Profile
Blog
Photos
Videos
My first forray into Indian purchasing and haggling ended in disaster, I'm too english and reserved for all this cheeky bartering malarkey. I wanted to buy some silk paintings of elephants and the Hindu god Ganesh; as I'm trying to drive the price down hard, the bloke starts giving me this sob story about his kids with no fingers due to all the intricate painting, and his daughters wedding which is very expense, and he's struggling to get all the money together. Needless to say - I get ripped off!! But this is by indian standards don''t forget, so that means I paid about #4 over the odds - not exactly breaking the bank is it?
Another feisty tuk tuk journey sees the group transferred onto the local bus, which we tried to patch repair with various plasters and band aids, but that rickety old sharabang was beyond help I'm afraid. So complete with broken spring, and dangerously protruding metal we begin our really pleasant, unbumpy, undusty, unsmelly local bus ride - Joy! Unsurprisingly, halfway through the bus develops a puncture, so we have an impromptu stop at some random village, while the driver struggles to fit the spare, surrounded by a crowd of nosey spectators. As usual we are mobbed by beggars and kids wanting either money or sweets or both.

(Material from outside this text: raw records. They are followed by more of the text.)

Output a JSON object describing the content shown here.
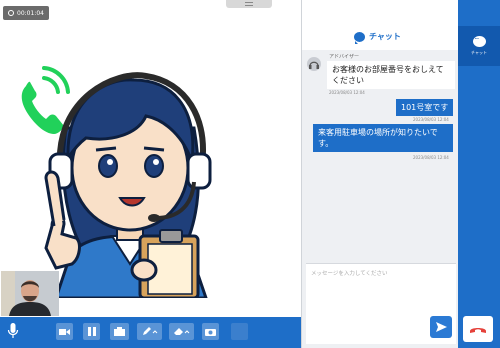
{
  "call": {
    "timer": "00:01:04"
  },
  "chat": {
    "title": "チャット",
    "messages": [
      {
        "dir": "in",
        "sender": "アドバイザー",
        "text": "お客様のお部屋番号をおしえてください",
        "time": "2023/08/03 12:04"
      },
      {
        "dir": "out",
        "text": "101号室です",
        "time": "2023/08/03 12:04"
      },
      {
        "dir": "out",
        "text": "来客用駐車場の場所が知りたいです。",
        "time": "2023/08/03 12:04"
      }
    ],
    "input_placeholder": "メッセージを入力してください"
  },
  "rail": {
    "chat_label": "チャット"
  },
  "colors": {
    "primary": "#1e6ec8",
    "accent_green": "#21d15a",
    "hangup_red": "#e5413a"
  },
  "icons": [
    "clock-icon",
    "phone-ringing-icon",
    "mic-icon",
    "video-icon",
    "pause-icon",
    "share-icon",
    "pen-icon",
    "eraser-icon",
    "camera-icon",
    "chat-icon",
    "send-icon",
    "hangup-icon"
  ]
}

Top tip: never offer one sweet to a group of dirt besmirched street kids - one of the girls on the trip threw one out to screeching pack as we stopped at some lights, and all hell broke loose, it was fisticuffs at amber, and tears at green, as a young boy copped for a shiner in the not so sugar coated fracas.
When our current mob of kids realised they wouldn't be getting anything, they moved onto the much more amusing pastime of stone the white tourist. A shower of stones rained in at us as we rushed to close our tiny bus windows, suffocation is preferable to stoning any day.
Unfortunately as we had already been on the road for two hours, and despite my best efforts, I could no longer control my slack bladder, and Javed our guide was forced to persuade a local family to allow me to use their outside box - squatty lav, situated at the side of the road - as you can imagine, NICE! But I won't go into detail - tmi I feel.